The early morning taxi drive to Jerusalem Old City confirmed that we were in a different place, but still with the similarities to confront you. Israel gets up early and the road into Jerusalem was fairly busy at 6.45. But there was something in the landscape which reminded me of Fife; open field, low lying, broad valleys, settlements dotted here and there with lots of on going projects. In fact concrete was my first impression of Israel. Concrete slabs on backs of lorries, concrete blocks closing roads, concrete boxes being built on every hill side and, of course, concrete walls. One village appears round a corner, cranes scatter the skyline and building underway. Men line the side of the road, going to work, or looking for work? I begin to realise that what is seen can have two different meanings: it isn’t clear if neighbourhoods are being built or destroyed, a state of concrete flux.

As we come into Jerusalem I come to my first checkpoint. I can’t work out who are soldiers and who are police, but both are young and armed. Four or five flashing blue light vans pass by as we drive into the City.

Next our drive round Jerusalem, dropping people off at different neighbourhoods. Some had the seemingly universal concrete, clad in stone, fine stone, stone that masons would be proud of. There must be good quarries around here. And there is money in some of these neighbourhoods. And there are flags. I hate flags. Here as everywhere a flag tells our identity by saying what and who you are not. Concrete, flags, guns and fields.

We catch a few hours sleep in the hostel. Dozing in the warmth, with the sound of a choir singing, drifting through the window. We have the rest of the day until the rest of the delegates arrive, so wander the old city. The Muslim, the Jewish, the Christian, the Armenian quarters. Police and soldiers wander the city, drive round in vans, sit and smoke, shelter in the shade, pray at the wall. They look like they are just trying to kill time like everyone else.

Falafel and mint tea for lunch, tourist prices, but good.

Via Dolorose, Western Wall, Dome of the Rock. Cheek by jowl, competing, accommodating. Like a strange Scottish county dance. Each corner you turn another comes into the limelight and the others play the supporting role, spun into the limelight by the energy of the others or thrown into the background by the strength of the others? You can view it either way.
I read on the plan about the evictions in the Jerusalem, the ones taking place now. The current owners can trace their legal right to their homes back to the 1948 ‘agreement’ but others had prior claims that the court found more convincing. Nothing ever appears to be settled, a constant state of flux, not set in stone, half built or half bulldozed. In all the political and military headlines, in the protests and counter protests, in the ideologies, in the theology of the land, in imperialism and colonialism, it is the boring, mundaneness of the planning legislation that can have such a great impact on people’s everyday lives. I am about to find out that all of these things are completely interconnected and am about to find out what “creating new facts on the ground” is all about.

Two familiar scenes from day one in the Old City.
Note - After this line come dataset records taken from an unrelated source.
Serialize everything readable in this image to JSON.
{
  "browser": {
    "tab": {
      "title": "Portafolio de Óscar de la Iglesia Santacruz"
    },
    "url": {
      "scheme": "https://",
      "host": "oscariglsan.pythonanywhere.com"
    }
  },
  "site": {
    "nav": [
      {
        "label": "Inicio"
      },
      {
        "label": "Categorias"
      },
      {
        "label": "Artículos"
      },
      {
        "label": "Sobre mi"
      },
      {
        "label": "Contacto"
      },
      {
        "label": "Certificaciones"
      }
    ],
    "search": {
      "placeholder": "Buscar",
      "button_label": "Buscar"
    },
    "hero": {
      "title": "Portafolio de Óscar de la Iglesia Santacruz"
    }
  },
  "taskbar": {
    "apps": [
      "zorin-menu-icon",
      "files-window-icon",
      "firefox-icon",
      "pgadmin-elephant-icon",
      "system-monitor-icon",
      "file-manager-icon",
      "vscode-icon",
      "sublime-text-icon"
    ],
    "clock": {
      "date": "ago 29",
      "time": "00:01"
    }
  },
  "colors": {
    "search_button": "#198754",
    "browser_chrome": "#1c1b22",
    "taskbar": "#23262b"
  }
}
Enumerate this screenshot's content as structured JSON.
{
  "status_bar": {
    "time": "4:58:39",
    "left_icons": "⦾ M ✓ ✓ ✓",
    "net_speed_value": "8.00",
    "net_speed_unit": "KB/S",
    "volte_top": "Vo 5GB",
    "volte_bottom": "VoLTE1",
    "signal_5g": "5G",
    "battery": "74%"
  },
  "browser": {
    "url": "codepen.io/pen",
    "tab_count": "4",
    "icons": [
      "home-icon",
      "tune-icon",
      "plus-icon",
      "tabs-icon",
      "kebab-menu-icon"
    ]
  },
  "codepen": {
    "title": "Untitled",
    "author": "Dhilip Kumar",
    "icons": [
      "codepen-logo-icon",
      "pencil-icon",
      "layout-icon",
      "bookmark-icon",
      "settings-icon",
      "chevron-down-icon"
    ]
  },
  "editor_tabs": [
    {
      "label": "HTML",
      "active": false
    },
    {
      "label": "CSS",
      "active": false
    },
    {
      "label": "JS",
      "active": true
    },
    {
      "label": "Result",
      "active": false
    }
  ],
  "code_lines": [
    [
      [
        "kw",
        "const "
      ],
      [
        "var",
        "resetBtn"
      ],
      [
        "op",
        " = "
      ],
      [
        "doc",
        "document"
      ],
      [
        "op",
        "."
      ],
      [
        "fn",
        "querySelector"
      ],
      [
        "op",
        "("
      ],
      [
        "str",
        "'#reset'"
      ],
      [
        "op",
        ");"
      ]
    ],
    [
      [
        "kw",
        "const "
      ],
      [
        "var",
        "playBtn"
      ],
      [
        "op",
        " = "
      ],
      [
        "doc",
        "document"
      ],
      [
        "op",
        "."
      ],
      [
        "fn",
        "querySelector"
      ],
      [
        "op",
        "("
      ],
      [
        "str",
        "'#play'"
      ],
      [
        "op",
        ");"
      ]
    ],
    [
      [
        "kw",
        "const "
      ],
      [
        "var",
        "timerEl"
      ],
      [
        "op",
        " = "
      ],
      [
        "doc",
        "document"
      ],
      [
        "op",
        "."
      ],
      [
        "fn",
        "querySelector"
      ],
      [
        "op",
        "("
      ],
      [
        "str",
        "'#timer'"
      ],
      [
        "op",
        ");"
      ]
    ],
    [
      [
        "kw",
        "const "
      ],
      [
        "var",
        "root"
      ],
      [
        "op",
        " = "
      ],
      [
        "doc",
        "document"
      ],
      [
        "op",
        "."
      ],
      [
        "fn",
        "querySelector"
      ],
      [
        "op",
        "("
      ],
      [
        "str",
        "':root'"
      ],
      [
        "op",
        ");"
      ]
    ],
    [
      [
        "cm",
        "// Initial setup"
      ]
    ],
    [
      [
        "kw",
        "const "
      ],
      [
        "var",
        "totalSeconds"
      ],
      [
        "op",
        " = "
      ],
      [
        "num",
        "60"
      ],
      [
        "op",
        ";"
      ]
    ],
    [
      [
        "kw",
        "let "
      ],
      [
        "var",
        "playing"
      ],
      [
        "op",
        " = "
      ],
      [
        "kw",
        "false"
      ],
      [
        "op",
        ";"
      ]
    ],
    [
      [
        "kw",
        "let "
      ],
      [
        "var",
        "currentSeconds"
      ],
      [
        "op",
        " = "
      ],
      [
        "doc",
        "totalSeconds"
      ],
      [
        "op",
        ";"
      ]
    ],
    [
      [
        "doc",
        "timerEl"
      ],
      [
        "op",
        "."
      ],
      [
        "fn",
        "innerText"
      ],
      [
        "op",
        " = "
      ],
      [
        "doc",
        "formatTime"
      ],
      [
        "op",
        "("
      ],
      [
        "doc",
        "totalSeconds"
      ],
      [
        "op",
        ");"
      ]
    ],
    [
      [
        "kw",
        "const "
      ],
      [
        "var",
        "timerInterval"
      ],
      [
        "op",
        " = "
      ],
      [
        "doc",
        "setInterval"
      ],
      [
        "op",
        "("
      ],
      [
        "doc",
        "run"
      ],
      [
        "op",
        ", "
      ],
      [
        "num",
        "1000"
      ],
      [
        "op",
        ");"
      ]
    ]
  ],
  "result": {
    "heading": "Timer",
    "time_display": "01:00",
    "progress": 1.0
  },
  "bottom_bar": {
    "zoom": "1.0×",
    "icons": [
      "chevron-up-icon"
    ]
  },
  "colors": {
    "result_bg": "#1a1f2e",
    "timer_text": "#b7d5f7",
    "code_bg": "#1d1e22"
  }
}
We walked around the city walls and saw a group of three men huddled together in the shade. The pattern and actions of getting a hit are the same here as they are in Leith. And then the road being dug up. Men in yellow fluorescent vests gathered round a hole, stroking chins, shaking heads, staring into the hole in the road, that communal perplexed look that can only be caused by a hole in the road. Here though, at least you can see the tramlines they are laying unlike in Edinburgh.